Déclare recevable le recours interjeté le 31 août 2023 par A______ contre le jugement JTPI/8480/2023 rendu le 25 juillet 2023 par le Tribunal de première instance dans la cause C/1410/2023–14 SML.

Au fond :

Le rejette.

Déboute les parties de toutes autres conclusions.

Sur les frais :

Arrête les frais judiciaires du recours à 800 fr., compensés avec l'avance de frais fournie, acquise à l'Etat de Genève, et les met à la charge de A______.

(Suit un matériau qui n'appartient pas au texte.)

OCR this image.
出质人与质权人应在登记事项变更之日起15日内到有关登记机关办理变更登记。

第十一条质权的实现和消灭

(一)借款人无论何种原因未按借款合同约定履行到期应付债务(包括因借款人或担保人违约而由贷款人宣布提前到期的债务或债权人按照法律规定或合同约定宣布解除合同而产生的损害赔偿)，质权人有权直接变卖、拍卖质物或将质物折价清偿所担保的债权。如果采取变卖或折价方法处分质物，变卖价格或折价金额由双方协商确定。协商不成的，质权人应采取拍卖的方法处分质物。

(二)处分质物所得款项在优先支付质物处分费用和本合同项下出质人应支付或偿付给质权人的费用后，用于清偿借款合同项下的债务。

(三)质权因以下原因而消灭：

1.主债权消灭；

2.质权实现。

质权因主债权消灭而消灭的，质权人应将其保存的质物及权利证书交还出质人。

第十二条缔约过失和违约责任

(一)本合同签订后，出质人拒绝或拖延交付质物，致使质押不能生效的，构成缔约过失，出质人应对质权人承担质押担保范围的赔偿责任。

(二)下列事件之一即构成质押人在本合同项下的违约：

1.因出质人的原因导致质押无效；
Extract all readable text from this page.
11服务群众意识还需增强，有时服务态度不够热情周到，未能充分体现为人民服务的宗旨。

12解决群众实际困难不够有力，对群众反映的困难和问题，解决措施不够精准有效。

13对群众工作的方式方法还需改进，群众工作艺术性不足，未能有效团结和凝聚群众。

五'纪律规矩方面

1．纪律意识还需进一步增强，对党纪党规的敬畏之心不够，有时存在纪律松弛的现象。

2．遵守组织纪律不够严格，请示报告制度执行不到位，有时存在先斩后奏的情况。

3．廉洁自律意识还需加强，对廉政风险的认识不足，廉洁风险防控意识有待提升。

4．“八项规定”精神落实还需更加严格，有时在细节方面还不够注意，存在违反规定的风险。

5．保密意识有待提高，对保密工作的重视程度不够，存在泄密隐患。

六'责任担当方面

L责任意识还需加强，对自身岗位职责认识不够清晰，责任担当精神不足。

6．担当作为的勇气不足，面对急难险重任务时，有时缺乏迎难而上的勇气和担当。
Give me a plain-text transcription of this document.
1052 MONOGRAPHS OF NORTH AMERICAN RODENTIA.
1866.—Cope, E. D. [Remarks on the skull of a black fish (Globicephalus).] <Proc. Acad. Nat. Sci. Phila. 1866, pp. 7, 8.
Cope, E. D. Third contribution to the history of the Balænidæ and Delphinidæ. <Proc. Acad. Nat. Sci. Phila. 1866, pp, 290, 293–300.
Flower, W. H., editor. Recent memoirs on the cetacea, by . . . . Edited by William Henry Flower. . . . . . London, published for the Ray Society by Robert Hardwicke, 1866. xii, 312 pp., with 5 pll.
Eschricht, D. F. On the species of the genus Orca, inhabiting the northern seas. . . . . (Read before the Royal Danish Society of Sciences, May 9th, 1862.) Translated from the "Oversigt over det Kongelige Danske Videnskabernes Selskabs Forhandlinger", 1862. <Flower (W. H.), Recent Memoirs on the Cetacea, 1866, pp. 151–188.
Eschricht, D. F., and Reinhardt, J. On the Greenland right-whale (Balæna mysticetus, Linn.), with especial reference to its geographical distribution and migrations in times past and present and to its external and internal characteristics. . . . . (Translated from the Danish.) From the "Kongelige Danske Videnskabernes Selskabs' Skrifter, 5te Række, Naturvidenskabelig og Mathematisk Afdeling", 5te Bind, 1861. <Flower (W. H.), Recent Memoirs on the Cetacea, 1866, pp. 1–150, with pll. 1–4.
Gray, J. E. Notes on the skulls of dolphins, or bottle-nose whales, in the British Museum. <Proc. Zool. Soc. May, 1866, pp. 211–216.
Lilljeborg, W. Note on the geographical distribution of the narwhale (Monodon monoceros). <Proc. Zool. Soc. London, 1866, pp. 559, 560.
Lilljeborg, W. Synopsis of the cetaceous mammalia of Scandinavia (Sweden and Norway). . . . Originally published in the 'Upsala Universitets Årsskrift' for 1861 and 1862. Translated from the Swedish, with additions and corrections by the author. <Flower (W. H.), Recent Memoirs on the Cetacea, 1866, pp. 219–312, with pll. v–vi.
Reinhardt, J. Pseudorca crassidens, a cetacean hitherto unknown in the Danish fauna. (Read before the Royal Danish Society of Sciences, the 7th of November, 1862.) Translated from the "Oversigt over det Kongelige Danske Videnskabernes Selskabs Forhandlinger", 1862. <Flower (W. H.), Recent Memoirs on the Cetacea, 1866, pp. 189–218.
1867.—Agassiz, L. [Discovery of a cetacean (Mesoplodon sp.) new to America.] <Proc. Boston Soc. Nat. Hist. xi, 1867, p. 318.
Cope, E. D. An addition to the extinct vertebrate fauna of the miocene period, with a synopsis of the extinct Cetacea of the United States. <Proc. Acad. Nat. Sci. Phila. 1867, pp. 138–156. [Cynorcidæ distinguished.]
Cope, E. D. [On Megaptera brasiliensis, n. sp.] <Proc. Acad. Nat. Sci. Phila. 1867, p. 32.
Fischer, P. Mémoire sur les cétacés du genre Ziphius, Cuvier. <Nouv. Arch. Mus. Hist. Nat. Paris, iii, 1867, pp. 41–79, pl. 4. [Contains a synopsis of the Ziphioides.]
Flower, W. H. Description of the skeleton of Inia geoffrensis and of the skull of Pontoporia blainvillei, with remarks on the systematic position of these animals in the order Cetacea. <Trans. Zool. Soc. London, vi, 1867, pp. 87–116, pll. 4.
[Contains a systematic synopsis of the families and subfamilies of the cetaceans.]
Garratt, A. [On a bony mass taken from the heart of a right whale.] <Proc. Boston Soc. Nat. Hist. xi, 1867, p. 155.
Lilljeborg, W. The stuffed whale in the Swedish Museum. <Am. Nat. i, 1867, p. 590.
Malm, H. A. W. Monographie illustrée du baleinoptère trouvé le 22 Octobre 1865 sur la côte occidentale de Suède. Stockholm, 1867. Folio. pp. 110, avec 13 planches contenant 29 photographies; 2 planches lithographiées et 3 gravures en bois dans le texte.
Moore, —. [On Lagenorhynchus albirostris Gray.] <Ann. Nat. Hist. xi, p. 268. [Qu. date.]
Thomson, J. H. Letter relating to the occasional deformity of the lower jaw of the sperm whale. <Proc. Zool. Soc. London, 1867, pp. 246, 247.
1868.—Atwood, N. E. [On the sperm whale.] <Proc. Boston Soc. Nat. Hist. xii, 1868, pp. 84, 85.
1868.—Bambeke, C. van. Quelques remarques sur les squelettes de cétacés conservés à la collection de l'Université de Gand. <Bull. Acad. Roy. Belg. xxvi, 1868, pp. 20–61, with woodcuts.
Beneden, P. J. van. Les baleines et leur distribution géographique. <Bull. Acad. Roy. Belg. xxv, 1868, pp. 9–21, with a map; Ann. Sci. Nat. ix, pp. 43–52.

Dit qu'il n'est pas alloué de dépens de recours.

Siégeant :

Madame Pauline ERARD, présidente; Madame Sylvie DROIN, Madame Nathalie LANDRY-BARTHE, juges; Madame Marie-Pierre GROSJEAN, greffière.

La présidente :

Pauline ERARD

 

La greffière :

Marie-Pierre GROSJEAN

 

 

 

 

Indication des voies de recours :

 

Conformément aux art. 113 ss de la loi fédérale sur le Tribunal fédéral du 17 juin 2005 (LTF; RS 173.110), le présent arrêt peut être porté dans les trente jours qui suivent sa notification avec expédition complète (art 100 al. 1 LTF) par-devant le Tribunal fédéral par la voie du recours constitutionnel subsidiaire.

 

Le recours doit être adressé au Tribunal fédéral, 1000 Lausanne 14.

 

Valeur litigieuse des conclusions pécuniaires au sens de la LTF inférieure à 30'000 fr.